La fille de Bakker, Tammy Sue Bakker, utilise également le mot « radical » pour décrire sa mère, en particulier l’acceptation qu’elle dit que sa mère a montrée aux personnes qui ont été ostracisées par d’autres chrétiens de haut niveau à l’époque.

« Je n’ai pas été élevé avec jugement ; ce n’était tout simplement pas dans notre maison », a-t-elle déclaré à NBC News dans sa première interview en 17 ans. “C’était toujours une belle chose, et c’était toujours significatif dans la mesure où cela va et simplement accepter. Mon meilleur ami au lycée était gay et c’était l’école que nous avions à Heritage. Tout le monde était gentil et aimant avec lui, même dans notre église.

Tammy Sue Bakker avait 15 ans lorsque sa mère a interviewé Pieters, mais elle a dit qu’elle s’en souvenait clairement.

«Je savais que lorsque maman a fait l’interview, c’était révolutionnaire et que les gens allaient être en colère, parce que les chrétiens ne le comprenaient pas», a-t-elle déclaré. “J’étais fier d’elle pour l’avoir fait.”

“Son amour était exposé ce jour-là et elle n’en avait pas honte”, a-t-elle ajouté. «Elle n’avait pas cette peur de ce que les gens allaient penser. Elle portait du maquillage, elle portait ses perruques, elle avait ses gros seins, elle portait ses vêtements de fou et ses grosses boucles d’oreilles et chantait comme elle chantait. Elle avait un livre intitulé “I Gotta Be Me”, et c’est elle. C’est comme ça qu’elle était.

Dans le documentaire de 2000 – qui a été créé lorsque le mariage homosexuel reconnu par le gouvernement fédéral n’était qu’une chimère et que le sexe gay était toujours criminalisé dans de nombreux États du pays – Tammy Faye Bakker a été interrogée sur son attitude envers les droits des homosexuels.
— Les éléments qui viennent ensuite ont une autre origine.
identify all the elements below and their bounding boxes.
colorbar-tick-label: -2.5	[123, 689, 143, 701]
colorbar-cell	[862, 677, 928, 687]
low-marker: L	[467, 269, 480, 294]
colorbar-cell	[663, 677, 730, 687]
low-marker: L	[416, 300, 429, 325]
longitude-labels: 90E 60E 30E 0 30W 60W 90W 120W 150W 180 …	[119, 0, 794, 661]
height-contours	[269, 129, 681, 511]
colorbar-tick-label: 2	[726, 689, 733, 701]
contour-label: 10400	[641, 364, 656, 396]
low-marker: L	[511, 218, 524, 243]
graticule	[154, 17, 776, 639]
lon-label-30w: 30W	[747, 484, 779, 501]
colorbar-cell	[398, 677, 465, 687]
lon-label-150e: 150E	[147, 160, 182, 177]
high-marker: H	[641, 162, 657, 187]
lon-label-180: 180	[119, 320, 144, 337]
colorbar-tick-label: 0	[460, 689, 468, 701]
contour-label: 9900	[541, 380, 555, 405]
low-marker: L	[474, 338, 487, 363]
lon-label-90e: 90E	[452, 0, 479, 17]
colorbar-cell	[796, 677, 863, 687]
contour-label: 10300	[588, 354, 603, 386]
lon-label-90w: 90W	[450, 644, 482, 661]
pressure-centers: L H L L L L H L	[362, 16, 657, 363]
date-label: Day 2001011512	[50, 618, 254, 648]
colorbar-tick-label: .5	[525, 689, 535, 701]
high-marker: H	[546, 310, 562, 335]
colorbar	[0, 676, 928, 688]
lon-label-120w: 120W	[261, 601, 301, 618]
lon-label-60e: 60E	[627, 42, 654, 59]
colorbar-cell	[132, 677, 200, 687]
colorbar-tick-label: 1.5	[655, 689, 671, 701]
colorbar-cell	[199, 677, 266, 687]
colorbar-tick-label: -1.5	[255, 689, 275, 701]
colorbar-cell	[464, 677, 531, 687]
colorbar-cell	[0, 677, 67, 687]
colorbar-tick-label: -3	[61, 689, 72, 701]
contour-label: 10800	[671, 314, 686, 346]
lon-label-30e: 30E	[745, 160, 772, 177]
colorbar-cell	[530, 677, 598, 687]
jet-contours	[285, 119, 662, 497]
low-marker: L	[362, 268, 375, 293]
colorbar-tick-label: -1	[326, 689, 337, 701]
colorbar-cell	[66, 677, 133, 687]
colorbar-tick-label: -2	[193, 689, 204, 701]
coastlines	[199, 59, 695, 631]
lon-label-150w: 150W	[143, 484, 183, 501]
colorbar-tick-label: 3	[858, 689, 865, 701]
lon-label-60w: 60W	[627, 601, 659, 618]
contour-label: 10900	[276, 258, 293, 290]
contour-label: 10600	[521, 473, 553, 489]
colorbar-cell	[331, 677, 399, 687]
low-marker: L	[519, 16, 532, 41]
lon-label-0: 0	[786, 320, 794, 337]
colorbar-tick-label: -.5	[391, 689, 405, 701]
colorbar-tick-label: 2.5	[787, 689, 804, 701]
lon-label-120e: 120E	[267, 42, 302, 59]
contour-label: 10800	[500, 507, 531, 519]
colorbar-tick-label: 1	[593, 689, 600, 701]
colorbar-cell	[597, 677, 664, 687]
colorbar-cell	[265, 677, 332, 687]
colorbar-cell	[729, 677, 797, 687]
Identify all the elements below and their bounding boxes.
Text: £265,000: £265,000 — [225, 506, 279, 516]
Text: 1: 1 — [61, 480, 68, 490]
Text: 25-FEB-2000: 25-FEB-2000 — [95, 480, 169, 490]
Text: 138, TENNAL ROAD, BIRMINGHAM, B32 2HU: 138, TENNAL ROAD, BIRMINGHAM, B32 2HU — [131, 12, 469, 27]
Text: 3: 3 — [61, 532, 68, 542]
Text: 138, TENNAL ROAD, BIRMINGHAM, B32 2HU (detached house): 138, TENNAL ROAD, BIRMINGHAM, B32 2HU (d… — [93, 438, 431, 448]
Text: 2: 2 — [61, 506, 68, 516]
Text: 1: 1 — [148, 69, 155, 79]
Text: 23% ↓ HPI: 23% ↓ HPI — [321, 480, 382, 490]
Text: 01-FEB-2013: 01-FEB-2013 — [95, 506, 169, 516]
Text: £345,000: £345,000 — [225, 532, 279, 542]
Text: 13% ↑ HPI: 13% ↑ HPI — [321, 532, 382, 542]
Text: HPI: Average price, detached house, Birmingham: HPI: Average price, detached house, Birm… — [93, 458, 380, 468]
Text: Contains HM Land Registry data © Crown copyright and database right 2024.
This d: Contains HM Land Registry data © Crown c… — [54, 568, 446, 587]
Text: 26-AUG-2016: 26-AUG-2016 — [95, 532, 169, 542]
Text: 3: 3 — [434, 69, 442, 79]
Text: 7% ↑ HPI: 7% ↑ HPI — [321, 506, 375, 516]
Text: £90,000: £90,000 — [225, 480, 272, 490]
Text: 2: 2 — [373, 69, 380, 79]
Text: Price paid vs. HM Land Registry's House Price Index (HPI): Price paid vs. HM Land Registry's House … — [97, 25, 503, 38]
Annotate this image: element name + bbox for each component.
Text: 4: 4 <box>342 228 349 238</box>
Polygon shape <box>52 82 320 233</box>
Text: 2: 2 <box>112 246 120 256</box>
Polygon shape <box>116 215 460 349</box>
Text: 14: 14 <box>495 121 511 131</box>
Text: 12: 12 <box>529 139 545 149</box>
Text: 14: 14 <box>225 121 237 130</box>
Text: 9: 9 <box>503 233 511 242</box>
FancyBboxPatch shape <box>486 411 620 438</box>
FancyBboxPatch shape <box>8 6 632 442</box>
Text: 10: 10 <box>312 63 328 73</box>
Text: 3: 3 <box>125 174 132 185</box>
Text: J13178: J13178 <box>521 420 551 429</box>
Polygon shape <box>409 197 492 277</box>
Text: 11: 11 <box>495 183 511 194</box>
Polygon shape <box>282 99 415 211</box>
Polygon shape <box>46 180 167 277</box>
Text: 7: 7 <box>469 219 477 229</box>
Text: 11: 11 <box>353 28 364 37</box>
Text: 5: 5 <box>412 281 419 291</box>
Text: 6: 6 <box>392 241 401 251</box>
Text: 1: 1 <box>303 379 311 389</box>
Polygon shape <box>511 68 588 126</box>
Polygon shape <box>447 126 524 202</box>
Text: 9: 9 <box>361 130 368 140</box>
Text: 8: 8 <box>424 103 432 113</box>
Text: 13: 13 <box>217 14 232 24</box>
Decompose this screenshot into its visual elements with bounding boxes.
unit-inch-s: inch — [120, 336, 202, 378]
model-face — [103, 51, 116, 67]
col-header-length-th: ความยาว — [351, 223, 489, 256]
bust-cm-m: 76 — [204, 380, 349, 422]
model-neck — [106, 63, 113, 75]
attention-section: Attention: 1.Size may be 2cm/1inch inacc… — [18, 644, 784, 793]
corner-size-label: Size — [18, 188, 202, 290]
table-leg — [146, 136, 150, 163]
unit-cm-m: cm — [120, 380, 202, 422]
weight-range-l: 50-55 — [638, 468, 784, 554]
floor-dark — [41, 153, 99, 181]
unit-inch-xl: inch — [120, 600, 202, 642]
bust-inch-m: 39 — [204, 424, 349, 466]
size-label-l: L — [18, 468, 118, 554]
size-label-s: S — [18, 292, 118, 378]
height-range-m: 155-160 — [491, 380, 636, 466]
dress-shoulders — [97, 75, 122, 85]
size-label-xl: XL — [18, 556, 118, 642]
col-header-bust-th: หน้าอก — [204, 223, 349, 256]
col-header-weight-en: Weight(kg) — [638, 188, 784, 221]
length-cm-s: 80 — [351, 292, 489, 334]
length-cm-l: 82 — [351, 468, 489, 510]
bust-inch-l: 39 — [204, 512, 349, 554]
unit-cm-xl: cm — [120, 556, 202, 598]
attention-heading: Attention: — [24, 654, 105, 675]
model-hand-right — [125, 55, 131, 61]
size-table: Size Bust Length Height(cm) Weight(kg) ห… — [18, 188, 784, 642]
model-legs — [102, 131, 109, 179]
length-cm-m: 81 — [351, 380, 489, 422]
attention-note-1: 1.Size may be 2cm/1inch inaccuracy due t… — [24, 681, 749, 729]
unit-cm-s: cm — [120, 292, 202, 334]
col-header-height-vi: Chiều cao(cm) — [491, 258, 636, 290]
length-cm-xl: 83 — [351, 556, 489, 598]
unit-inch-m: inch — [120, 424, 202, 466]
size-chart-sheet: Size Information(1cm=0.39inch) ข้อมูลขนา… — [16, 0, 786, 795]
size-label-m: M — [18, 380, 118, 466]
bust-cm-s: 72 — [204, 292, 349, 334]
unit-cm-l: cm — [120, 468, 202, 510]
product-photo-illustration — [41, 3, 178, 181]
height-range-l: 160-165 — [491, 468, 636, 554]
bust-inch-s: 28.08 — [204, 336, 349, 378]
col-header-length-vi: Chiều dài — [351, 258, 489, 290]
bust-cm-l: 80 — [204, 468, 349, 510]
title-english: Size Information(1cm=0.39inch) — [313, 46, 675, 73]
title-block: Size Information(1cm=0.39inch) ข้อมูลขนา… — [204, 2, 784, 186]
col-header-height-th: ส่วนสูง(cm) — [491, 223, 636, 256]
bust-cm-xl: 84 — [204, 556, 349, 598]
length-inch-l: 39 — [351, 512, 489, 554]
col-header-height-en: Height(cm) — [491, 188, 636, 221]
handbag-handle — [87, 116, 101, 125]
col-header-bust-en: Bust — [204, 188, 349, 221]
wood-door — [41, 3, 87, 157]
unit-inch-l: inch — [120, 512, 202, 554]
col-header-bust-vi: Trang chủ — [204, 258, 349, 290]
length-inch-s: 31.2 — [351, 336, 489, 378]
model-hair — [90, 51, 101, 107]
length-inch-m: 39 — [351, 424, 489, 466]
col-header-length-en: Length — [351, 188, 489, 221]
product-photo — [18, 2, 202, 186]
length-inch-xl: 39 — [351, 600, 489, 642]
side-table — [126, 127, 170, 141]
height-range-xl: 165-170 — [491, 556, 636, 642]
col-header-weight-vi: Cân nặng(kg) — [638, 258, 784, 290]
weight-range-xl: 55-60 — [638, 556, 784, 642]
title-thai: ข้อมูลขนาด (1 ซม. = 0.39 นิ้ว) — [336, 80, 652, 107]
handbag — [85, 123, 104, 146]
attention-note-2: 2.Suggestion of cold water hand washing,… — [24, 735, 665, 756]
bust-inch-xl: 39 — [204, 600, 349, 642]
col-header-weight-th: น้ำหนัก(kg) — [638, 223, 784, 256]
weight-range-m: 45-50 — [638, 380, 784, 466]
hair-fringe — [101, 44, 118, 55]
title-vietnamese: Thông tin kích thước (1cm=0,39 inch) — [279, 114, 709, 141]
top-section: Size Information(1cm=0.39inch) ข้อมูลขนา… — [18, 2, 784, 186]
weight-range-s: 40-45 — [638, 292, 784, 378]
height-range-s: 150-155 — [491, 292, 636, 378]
Elle a notamment répondu: “Nous ne sommes tous que des gens faits de la même vieille saleté, et Dieu n’a fait aucune camelote.” C’est aussi une ligne utilisée dans le film Chastain.

Tammy Faye Bakker Messner, au centre, s’entretient avec les drag queens Jolene Sugarbaker, à droite, et Lady Bunny, à gauche, avant un concours de sosies de Tammy Faye à Cobalt, Washington, le 8 juin 2002.Marvin Joseph / The Washington Post via le fichier Getty Images

L’audace de Bakker et son refus de se conformer ont été quelque chose qui a frappé Chastain – et l’a incitée à faire une comparaison peut-être appropriée, car Bakker est devenue une sorte d’icône gay et a même servi d’inspiration pour les artistes interprètes ou exécutants.

“Elle avait l’intrépidité d’une drag queen”, a déclaré Chastain. «Il y avait quelque chose chez elle, les gens parlent de drag comme d’un masque ou son maquillage est un masque, et pour moi, je l’ai vu comme une façon pour elle d’exprimer ce qu’elle ressentait à l’intérieur. Ce n’était pas un masque ; elle ne se cachait pas, c’était vrai. Elle était créative, elle était artistique. C’était une belle chose à son sujet.